I’m not broken, but I’m definitely glitching.

definition of the word glitch

I can’t wake up, get myself ready for the day and get things done, without some sort of malfunction. Anxiety has been a constant disruption in my daily life, for years now.

Some days it’s the inability to stop working long enough for a little self-care. Other days, my anxiety level is so high, I have to lay down or cry, or a combination of the two. Then, there are the days when I have errands to run, but have to continuously tell myself that I won’t have a panic attack while we’re on our way to the store, inside of the store, or on the way home from the store.

I’m not broken, but I’m definitely not ok.

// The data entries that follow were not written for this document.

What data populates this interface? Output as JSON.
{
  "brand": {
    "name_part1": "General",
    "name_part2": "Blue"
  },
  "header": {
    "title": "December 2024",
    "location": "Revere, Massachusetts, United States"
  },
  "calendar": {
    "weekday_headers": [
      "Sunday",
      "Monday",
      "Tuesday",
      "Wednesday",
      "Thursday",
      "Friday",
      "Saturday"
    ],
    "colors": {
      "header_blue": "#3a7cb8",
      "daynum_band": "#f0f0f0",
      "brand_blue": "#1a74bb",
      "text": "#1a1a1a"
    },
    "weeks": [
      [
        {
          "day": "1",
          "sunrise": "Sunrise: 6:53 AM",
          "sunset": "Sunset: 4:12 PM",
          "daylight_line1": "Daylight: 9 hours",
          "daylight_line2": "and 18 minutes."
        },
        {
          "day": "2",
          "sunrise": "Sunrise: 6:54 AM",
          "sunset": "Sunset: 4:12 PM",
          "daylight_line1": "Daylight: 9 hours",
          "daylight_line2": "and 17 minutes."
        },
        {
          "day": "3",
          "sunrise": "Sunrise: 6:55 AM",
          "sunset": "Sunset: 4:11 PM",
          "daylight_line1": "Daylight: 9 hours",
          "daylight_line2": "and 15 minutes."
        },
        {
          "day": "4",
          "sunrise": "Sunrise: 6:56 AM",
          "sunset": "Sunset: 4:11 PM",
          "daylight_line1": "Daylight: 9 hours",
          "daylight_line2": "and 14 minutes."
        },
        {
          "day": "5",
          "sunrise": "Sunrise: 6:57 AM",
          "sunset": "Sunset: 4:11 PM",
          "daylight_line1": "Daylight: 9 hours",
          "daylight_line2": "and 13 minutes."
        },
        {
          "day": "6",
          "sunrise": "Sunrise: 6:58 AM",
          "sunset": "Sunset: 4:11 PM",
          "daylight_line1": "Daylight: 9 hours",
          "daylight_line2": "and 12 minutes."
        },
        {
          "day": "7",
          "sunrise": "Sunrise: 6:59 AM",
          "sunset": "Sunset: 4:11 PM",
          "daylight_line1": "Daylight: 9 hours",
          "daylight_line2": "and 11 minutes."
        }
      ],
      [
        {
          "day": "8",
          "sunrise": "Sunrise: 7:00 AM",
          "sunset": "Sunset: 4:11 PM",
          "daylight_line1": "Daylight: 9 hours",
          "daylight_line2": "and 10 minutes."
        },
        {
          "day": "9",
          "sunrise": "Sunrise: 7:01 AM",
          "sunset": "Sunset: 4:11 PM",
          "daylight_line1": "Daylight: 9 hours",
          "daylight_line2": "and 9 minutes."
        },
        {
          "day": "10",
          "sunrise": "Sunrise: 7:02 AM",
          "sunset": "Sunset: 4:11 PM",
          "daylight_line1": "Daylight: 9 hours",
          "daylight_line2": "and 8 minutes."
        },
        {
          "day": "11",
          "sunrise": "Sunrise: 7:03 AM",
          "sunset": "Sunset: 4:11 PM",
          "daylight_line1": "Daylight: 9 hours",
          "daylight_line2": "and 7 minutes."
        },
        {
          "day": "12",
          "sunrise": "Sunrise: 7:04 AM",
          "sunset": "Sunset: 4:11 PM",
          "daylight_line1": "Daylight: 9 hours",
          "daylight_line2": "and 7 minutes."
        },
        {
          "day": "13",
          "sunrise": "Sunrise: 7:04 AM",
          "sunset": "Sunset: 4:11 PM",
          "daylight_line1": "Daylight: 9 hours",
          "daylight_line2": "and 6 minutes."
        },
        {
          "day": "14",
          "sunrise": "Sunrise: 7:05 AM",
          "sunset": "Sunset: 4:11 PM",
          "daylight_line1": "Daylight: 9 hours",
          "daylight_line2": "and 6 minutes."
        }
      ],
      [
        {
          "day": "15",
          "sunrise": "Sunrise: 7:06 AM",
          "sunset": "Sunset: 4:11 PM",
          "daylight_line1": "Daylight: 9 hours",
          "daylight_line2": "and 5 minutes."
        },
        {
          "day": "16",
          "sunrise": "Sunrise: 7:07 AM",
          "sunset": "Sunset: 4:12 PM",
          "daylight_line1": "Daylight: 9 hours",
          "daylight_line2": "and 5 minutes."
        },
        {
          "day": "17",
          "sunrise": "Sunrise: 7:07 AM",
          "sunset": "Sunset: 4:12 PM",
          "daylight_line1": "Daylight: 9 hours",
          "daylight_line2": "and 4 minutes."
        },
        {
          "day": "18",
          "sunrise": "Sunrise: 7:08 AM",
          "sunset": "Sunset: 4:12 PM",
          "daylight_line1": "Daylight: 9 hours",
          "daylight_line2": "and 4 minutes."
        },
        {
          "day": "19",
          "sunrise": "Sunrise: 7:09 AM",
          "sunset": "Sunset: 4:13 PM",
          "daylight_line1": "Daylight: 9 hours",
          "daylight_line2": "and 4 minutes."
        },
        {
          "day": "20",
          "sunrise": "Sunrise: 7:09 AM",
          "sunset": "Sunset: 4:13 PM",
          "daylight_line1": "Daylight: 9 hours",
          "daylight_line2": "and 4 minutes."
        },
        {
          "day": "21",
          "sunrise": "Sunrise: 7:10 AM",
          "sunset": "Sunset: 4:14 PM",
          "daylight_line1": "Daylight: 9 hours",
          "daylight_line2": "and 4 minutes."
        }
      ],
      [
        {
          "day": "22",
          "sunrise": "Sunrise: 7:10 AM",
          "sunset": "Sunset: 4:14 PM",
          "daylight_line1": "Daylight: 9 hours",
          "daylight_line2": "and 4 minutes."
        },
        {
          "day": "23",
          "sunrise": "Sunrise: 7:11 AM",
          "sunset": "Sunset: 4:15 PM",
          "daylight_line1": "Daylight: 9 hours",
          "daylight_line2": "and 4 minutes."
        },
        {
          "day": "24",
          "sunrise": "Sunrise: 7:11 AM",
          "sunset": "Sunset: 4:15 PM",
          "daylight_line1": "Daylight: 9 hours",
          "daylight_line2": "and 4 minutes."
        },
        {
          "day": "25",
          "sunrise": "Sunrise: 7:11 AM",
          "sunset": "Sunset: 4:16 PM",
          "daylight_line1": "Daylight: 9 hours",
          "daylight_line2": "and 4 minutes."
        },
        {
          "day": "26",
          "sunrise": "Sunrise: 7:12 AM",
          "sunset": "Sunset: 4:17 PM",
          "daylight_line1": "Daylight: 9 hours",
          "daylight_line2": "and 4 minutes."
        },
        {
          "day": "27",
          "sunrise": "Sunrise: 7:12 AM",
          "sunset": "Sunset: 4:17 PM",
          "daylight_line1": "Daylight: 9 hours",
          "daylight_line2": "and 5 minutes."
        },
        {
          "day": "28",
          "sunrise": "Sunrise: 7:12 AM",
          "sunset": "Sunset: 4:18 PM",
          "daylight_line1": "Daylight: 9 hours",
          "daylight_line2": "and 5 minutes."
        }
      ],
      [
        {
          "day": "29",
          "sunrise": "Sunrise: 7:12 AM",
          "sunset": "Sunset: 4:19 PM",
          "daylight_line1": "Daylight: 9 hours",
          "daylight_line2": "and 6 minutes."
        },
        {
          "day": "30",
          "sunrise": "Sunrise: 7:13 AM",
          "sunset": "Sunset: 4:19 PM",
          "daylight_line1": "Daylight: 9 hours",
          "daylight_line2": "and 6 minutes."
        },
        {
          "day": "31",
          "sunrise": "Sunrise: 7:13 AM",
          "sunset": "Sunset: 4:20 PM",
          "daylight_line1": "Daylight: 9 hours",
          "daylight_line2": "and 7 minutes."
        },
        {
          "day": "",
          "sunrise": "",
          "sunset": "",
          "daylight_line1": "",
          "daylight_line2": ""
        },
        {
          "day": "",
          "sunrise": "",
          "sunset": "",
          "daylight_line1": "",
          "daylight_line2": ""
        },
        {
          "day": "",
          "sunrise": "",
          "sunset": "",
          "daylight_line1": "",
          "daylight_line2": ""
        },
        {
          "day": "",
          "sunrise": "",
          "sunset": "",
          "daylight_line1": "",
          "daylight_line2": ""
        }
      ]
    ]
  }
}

My mind’s first reaction to just about any invitation, experience or opportunity is fear. Pure fear. Fear that I’ll have a panic attack in front of people. Fear that they will talk about me. Fear that they will stare. Fear that my kids will witness it. Fear of how far our car will be from wherever we are and whether or not I can get back to it quickly, if I need to. Fear of waiting on a line that might be one minute too long and I’ll have to walk out of the store, because the anticipation of the anxiety attack has already overcome me and I know I can’t come back from that.

I know I’m not broken, but sometimes I don’t believe it.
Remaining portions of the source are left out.